Early thoughts on the IP

Played Halloween day at the IP and it was ghoulish for me. In the noon tournament I finished in the 30s in a small field. With only 119 entrants it felt like a Harrahs wednesday tournament, except the structure allowed for some play. I started out pretty hot, flopping a flush in the big blind (82) and winning a pot as chasers called and didn't connect. Got aces with everybody folding to the button who limped. I raised, BB folded, button called. He folded post-flop. Then I made a good read on a guy that he held more than me. His Ace-five (Aces full of 5s) would have crushed my AK (aces and 5s with King kicker). I list those hands because they were the only significant ones I got involved in until I went card dead.

When I say card dead I mean zombie dead. 7-2, 7-2, 7-2, 8-2, 8-3, 7-2. It was also one of those days where I didn't even get to sweat flops. Even my folded hands weren't connecting. I guess if I were a better player I could have made something from nothing. However, every move I tried to make was usually smacked down by real hands. Very frustrating. I kept reminding myself poker is a game of patience. However, when I realized I could have let me stack blind out and I would have had more chips and finished higher it was more than frustrating. I got knocked out when I got outkicked--at least I got one sweat.

I played the 2nd chance tournament at 6pm with about 40 heads. Things did not improve. I truly don't remember winning a pot. I played with Monkey Boy, maybe the most well known "talkative" player on the coast, and have to admit I like his card selection and his "rap" works for him. At least he gave me something else to focus on. Me and him both sniffed out aces from a limper two under the gun when he pushed after a raise. We were right. The guy who called him, despite Monkey Boy's table chatter almost giving it away, was wrong. I got short-stacked and didn't connect when I had to make my stand.

Time for a change of venue, so we went to the Beau Rivage. After a brutal hour or so at the cash tables where my hands didn't improve but I was able to steal some pots, I return to the IP for the capper. The midnight turbo $60 deep stack tournament. 24 players paid the $10 dealer toke, the $10 registration fee and ignored the fact the satellites or sit n' gos offered more bang for the buck.
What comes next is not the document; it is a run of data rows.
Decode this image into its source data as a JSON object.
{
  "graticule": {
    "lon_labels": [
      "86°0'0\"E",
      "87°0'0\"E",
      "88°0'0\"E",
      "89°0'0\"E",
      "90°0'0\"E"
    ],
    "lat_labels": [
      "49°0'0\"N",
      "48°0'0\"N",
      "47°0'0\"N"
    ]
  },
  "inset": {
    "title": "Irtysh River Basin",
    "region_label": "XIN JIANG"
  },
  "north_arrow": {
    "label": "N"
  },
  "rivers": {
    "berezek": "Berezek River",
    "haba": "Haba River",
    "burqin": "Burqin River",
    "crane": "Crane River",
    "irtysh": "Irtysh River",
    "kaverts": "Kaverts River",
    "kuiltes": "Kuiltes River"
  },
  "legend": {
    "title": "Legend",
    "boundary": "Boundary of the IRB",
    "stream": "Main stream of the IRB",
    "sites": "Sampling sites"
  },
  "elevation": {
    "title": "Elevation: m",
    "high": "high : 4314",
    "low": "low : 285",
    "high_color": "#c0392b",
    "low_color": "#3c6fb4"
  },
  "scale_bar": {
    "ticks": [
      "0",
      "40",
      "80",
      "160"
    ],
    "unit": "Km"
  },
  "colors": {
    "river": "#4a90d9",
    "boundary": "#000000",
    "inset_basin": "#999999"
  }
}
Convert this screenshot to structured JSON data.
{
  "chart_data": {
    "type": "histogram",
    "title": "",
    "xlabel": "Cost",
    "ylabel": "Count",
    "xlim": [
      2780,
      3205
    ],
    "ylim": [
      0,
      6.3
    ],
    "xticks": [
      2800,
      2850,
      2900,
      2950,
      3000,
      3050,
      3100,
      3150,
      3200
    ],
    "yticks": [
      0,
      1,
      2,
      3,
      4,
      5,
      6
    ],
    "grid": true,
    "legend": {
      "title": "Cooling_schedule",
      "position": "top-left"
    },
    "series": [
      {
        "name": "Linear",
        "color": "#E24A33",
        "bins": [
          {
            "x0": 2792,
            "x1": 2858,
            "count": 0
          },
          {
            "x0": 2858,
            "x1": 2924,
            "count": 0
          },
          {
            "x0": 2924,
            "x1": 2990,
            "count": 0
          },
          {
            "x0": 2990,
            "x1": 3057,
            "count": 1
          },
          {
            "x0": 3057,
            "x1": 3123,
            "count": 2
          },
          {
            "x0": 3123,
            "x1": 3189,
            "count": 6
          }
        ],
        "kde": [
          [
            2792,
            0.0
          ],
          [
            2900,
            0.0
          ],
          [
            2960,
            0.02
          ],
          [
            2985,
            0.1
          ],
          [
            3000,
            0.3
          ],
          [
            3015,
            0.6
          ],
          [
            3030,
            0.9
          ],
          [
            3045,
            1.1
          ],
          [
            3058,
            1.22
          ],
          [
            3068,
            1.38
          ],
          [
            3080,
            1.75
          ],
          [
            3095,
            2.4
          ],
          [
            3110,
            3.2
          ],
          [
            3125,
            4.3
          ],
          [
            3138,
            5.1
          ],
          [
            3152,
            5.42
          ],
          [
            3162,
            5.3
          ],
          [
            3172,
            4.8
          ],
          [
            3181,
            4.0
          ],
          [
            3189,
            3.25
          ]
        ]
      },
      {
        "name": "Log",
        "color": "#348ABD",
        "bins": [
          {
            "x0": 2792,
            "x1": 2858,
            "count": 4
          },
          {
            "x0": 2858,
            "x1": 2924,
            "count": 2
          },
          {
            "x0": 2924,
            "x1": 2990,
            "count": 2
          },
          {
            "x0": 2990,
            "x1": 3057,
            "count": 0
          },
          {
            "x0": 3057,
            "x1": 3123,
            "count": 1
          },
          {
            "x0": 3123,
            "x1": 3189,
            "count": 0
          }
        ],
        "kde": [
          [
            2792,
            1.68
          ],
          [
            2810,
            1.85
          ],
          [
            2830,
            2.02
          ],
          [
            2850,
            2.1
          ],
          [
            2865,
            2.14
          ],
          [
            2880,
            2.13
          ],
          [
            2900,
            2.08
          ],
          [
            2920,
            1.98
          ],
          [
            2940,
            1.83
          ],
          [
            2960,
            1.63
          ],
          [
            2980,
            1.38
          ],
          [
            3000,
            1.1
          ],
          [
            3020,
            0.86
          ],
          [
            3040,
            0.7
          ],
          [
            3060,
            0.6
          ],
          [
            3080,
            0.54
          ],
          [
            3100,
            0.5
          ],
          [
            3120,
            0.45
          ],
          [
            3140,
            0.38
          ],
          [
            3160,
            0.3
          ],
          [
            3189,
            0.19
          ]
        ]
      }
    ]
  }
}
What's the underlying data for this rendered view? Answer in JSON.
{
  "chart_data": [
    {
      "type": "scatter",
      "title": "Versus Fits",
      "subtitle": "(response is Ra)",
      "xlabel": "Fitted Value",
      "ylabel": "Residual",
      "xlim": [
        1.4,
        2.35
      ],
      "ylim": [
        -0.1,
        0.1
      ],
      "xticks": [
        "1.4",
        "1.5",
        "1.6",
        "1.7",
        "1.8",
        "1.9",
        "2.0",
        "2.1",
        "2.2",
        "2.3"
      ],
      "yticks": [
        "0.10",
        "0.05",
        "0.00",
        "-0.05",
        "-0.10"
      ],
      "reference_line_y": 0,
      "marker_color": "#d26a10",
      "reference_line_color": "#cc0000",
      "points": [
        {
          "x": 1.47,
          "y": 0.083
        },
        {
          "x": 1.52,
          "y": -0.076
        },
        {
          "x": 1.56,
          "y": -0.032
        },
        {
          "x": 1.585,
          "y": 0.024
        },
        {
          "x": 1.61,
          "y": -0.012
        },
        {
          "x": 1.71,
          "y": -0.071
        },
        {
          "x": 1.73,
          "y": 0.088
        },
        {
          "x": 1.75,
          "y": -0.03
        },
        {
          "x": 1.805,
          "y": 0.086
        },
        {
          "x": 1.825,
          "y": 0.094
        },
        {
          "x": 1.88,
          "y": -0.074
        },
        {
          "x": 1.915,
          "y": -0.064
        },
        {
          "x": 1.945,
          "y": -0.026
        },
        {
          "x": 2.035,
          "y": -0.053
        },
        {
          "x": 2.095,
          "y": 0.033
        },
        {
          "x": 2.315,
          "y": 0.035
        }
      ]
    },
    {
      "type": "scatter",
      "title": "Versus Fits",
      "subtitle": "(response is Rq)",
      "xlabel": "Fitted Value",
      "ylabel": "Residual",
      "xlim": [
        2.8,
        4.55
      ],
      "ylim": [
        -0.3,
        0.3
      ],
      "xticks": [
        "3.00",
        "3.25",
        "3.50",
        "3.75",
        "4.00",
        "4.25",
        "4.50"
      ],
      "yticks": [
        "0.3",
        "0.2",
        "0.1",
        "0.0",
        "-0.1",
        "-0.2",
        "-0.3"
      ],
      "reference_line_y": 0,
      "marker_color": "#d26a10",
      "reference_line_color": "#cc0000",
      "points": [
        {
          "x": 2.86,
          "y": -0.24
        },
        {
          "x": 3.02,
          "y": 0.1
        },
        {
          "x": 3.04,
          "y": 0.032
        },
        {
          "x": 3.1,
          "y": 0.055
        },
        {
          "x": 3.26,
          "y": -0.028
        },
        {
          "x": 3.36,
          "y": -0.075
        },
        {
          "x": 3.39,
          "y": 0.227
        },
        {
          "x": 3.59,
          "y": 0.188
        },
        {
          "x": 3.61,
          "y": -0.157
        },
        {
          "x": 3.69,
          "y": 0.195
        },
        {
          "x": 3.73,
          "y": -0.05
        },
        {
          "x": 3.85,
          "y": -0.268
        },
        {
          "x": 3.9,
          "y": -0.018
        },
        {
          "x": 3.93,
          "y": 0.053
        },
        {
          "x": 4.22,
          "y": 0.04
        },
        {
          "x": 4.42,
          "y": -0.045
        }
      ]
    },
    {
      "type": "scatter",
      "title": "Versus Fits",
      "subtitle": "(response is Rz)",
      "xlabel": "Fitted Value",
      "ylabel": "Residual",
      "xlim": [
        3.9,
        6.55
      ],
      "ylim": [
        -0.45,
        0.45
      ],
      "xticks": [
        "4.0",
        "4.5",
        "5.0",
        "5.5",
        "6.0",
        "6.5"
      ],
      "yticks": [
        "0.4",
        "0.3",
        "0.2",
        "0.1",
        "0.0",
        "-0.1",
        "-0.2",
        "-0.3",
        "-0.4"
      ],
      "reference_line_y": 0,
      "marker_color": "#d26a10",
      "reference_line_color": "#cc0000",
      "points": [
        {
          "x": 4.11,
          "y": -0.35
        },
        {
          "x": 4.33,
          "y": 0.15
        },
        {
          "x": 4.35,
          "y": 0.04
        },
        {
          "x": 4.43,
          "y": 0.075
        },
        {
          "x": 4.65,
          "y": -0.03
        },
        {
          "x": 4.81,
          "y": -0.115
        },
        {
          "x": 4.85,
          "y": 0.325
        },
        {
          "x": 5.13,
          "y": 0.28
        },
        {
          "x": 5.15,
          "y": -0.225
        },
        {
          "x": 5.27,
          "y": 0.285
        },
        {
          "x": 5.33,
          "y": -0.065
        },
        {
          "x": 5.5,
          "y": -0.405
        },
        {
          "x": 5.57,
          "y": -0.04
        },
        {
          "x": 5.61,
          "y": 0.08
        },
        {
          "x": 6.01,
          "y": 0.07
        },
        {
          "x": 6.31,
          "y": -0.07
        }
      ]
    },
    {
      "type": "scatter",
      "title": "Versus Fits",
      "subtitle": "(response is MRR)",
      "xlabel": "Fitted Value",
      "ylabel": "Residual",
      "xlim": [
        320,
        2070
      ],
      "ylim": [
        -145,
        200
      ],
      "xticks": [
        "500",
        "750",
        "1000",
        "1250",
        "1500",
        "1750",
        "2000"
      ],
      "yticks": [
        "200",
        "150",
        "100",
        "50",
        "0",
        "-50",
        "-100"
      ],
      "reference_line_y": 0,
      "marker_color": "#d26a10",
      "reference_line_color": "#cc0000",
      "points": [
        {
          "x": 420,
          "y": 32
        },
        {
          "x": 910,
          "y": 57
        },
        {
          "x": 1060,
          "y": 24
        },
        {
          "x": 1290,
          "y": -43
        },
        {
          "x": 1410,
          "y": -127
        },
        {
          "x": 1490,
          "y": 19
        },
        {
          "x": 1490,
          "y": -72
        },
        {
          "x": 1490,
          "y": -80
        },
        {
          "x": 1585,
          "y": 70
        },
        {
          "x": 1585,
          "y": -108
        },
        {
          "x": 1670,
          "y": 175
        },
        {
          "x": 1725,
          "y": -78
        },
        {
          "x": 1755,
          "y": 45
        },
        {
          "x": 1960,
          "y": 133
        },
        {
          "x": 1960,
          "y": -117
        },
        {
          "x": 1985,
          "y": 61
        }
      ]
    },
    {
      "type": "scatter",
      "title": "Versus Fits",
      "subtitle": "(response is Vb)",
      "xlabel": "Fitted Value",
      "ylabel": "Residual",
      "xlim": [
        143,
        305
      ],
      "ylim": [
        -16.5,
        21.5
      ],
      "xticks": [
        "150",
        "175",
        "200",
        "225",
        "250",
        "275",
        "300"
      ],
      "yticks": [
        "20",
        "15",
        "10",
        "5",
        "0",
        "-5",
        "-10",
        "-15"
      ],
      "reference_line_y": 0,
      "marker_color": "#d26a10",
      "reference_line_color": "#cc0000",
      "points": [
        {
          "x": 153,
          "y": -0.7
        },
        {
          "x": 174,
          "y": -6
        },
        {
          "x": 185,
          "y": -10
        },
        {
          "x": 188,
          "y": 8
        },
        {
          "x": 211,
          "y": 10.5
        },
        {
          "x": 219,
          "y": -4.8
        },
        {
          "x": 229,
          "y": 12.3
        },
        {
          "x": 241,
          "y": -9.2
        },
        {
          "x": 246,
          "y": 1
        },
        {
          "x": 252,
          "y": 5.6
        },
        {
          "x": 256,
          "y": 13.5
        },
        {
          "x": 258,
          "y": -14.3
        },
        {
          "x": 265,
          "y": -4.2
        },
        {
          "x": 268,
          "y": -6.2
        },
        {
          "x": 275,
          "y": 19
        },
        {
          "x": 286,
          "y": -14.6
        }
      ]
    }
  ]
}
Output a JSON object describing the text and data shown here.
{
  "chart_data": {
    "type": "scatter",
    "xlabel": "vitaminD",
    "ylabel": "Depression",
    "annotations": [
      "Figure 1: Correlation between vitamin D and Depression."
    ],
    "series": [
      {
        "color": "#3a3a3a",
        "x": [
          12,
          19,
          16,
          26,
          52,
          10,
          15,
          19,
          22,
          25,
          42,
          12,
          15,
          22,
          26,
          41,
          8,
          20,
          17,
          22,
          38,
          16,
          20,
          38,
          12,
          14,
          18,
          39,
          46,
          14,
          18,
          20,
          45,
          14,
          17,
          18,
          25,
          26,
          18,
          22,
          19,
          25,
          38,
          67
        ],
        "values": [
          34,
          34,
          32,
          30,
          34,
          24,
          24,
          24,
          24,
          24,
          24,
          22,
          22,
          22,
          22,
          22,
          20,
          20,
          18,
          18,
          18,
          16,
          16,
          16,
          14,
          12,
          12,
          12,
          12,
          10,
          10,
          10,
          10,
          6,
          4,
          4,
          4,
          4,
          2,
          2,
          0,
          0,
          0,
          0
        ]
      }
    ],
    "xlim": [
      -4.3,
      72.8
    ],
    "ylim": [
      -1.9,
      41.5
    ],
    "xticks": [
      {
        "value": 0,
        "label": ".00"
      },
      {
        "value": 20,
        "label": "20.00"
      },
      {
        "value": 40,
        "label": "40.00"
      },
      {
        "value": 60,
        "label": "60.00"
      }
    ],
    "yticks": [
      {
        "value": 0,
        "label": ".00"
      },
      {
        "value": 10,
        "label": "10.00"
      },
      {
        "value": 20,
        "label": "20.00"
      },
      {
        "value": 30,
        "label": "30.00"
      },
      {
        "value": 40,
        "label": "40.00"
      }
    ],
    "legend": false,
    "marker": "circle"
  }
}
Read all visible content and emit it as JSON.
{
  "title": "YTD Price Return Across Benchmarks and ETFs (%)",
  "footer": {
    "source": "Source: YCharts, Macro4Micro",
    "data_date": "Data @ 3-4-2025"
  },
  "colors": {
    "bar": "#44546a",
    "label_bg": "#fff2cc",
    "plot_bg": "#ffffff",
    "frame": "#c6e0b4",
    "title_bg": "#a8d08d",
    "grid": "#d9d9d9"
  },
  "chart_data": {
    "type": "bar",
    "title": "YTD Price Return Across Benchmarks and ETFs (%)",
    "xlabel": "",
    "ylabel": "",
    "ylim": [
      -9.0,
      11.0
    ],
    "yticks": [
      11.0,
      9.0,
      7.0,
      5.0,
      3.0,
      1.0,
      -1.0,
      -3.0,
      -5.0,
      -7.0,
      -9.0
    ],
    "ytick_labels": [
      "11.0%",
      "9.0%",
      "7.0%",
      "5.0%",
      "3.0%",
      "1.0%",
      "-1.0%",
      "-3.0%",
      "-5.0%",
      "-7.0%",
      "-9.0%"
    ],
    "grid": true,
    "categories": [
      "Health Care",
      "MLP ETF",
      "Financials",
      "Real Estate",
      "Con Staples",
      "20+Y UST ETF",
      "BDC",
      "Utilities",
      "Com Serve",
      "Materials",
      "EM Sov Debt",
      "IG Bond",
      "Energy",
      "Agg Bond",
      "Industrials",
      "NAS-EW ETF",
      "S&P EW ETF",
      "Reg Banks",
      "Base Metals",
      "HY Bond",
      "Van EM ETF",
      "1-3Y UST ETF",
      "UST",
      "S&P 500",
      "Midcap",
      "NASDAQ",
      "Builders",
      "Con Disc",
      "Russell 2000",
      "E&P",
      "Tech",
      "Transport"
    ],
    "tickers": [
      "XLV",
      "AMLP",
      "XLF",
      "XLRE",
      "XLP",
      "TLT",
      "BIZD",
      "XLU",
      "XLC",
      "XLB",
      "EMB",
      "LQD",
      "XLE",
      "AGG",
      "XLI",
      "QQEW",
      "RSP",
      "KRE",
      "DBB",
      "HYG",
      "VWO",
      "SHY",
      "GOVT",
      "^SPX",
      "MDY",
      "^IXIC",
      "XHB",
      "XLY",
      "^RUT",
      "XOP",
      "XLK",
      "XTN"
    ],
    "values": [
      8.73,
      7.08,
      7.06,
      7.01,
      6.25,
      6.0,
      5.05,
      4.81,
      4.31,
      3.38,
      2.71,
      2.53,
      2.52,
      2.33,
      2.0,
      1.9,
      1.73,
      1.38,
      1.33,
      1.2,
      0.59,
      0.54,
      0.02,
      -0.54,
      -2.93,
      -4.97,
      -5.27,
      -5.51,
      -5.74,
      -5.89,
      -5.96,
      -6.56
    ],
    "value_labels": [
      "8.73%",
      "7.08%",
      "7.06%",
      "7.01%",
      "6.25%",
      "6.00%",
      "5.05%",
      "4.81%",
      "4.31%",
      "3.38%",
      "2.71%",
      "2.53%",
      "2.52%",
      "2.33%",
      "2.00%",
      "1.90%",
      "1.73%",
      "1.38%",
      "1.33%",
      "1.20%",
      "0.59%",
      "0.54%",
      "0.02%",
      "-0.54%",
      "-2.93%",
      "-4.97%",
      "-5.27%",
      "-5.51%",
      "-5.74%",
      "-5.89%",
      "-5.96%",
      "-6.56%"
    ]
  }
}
Sho 'nuff I don't recall winning a hand in that tournament either. I fell into woe is me and comparing misfortune with another player and realized I was becoming the donkfish I hate from afar. Mercifully, that tournament ended and I called it a night.

Now for some general thoughts on the IP's tournament.

They held everything on the third floor with most of the play in a room I didn't even know existed until that day. The room was a step down from the spacious facilities they had at the last two tournaments but had about 16 tables. The old area is under construction for what looks like some great new restaurants and a new playing space.

The sit 'n gos and satellites are held where the slots used to be surrounding the poker area. I don't know where slots went to. As for accommodations, I must say this, the room I was booked in was significantly nicer than the rooms I had stayed in the past. The beds were higher quality, so too the new flat panel TVs, and shower. Not yet on par with George at Gulf Coast Rentals luxury but getting there.